12. Called up share capital and share premium | ||||
Allotted, issued and fully paid 0.1p shares | ||||
Number | Share | Deferred | Share | |
of shares | Capital | Shares | Premium | |
£'000 | £'000 | £'000 | £'000 | |
At 1 January 2016 | 802,060,196 | 802 | 4,995 | 8,764 |
Shares issued in period (net of expenses) | 7,814,928 | 8 | - | 81 |
At 30 June 2016 | 809,875,124 | 810 | 4,995 | 8,845 |
Shares issued in period (net of expenses) | 31,666,666 | 31 | - | 396 |
At 31 December 2016 | 841,541,790 | 841 | 4,995 | 9,241 |
Shares issued in period (net of expenses) | 210,096,154 | 220 | - | 2,494 |
At 30 June 2017 | 1,051,637,944 | 1,061 | 4,995 | 11,735 |
During 2017 the Company issued 210,096,154 ordinary shares for a total gross consideration of £2,900,000 for cash and in settlement of professional fees.

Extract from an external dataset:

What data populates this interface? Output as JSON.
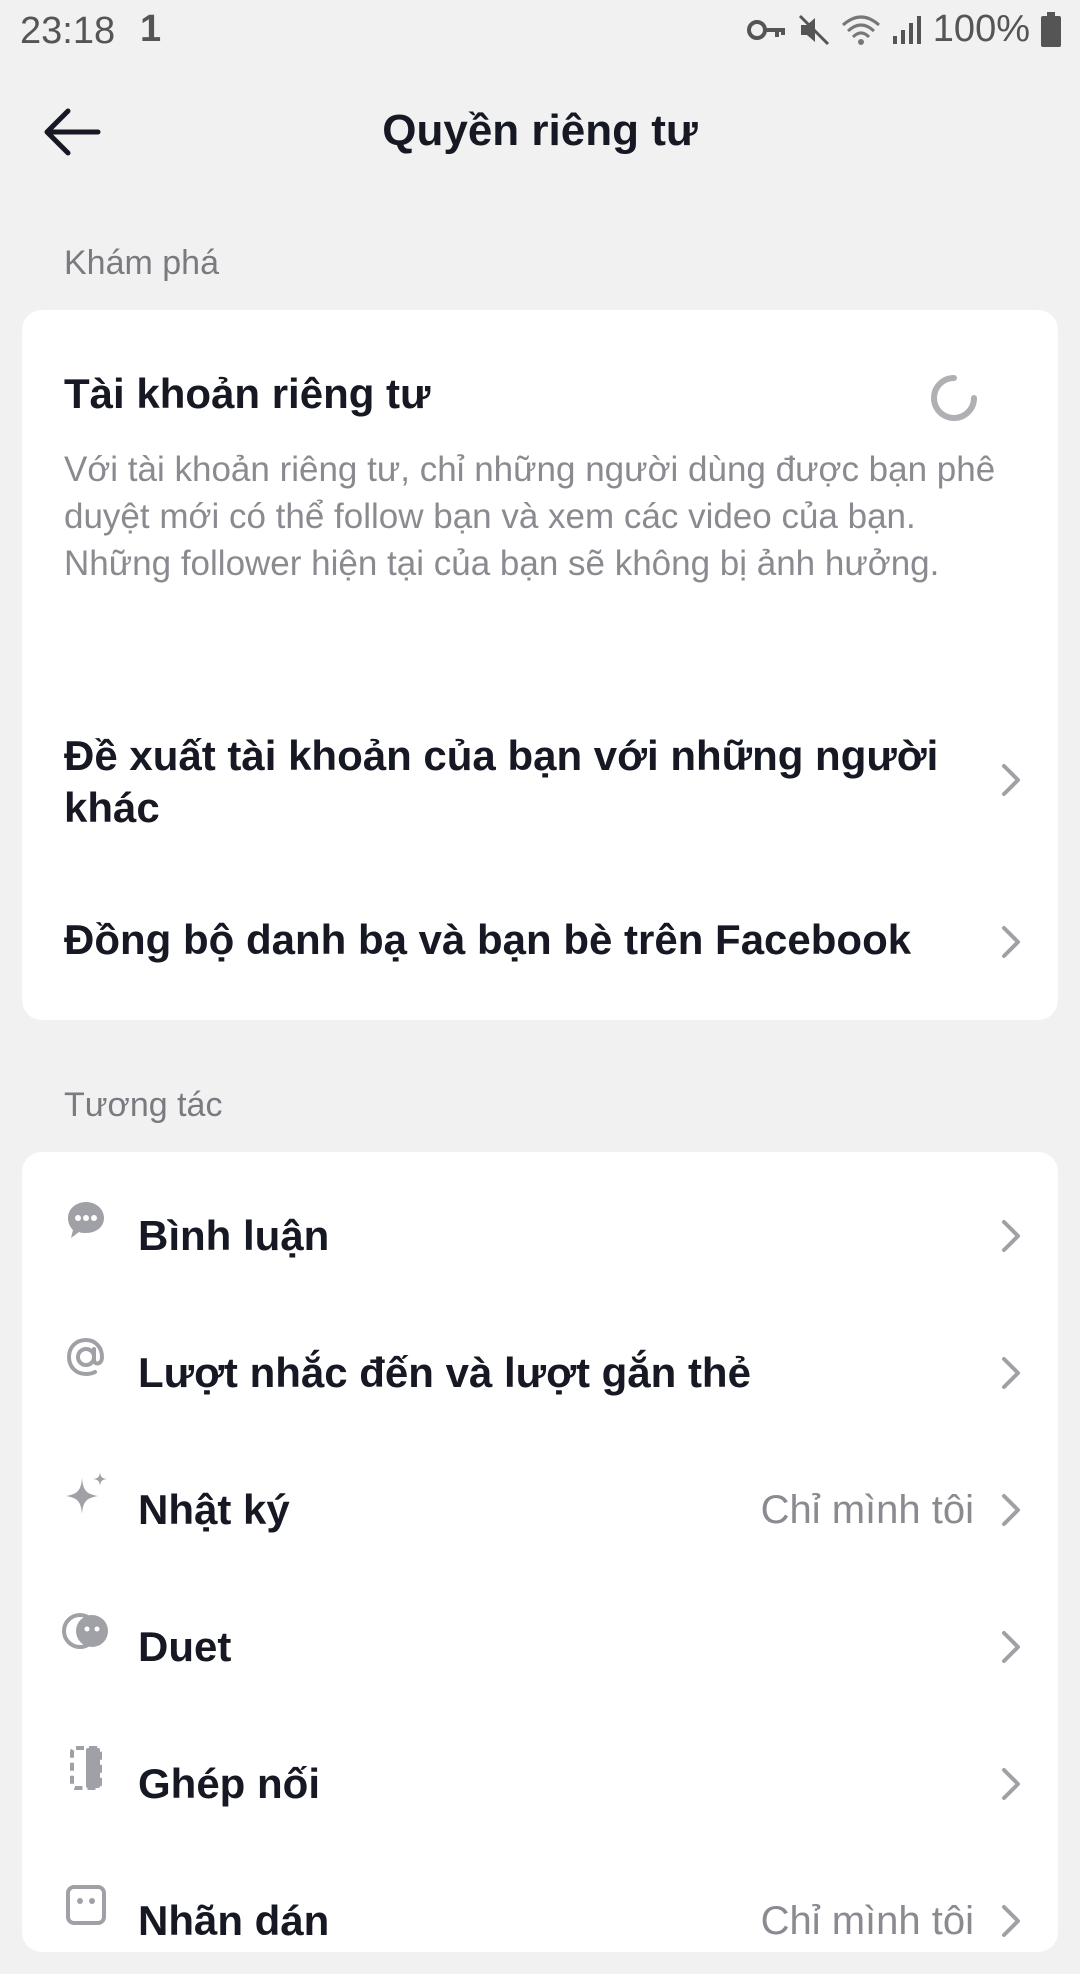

At 30 June 2017 the Company had 12,500,000 options and 32,777,777 warrants outstanding for the issue of ordinary shares. No options or warrants were issued or exercised during the six month period.
13. Approval of interim financial statements
The interim financial statements were approved by the Board of Directors on 29 September 2017.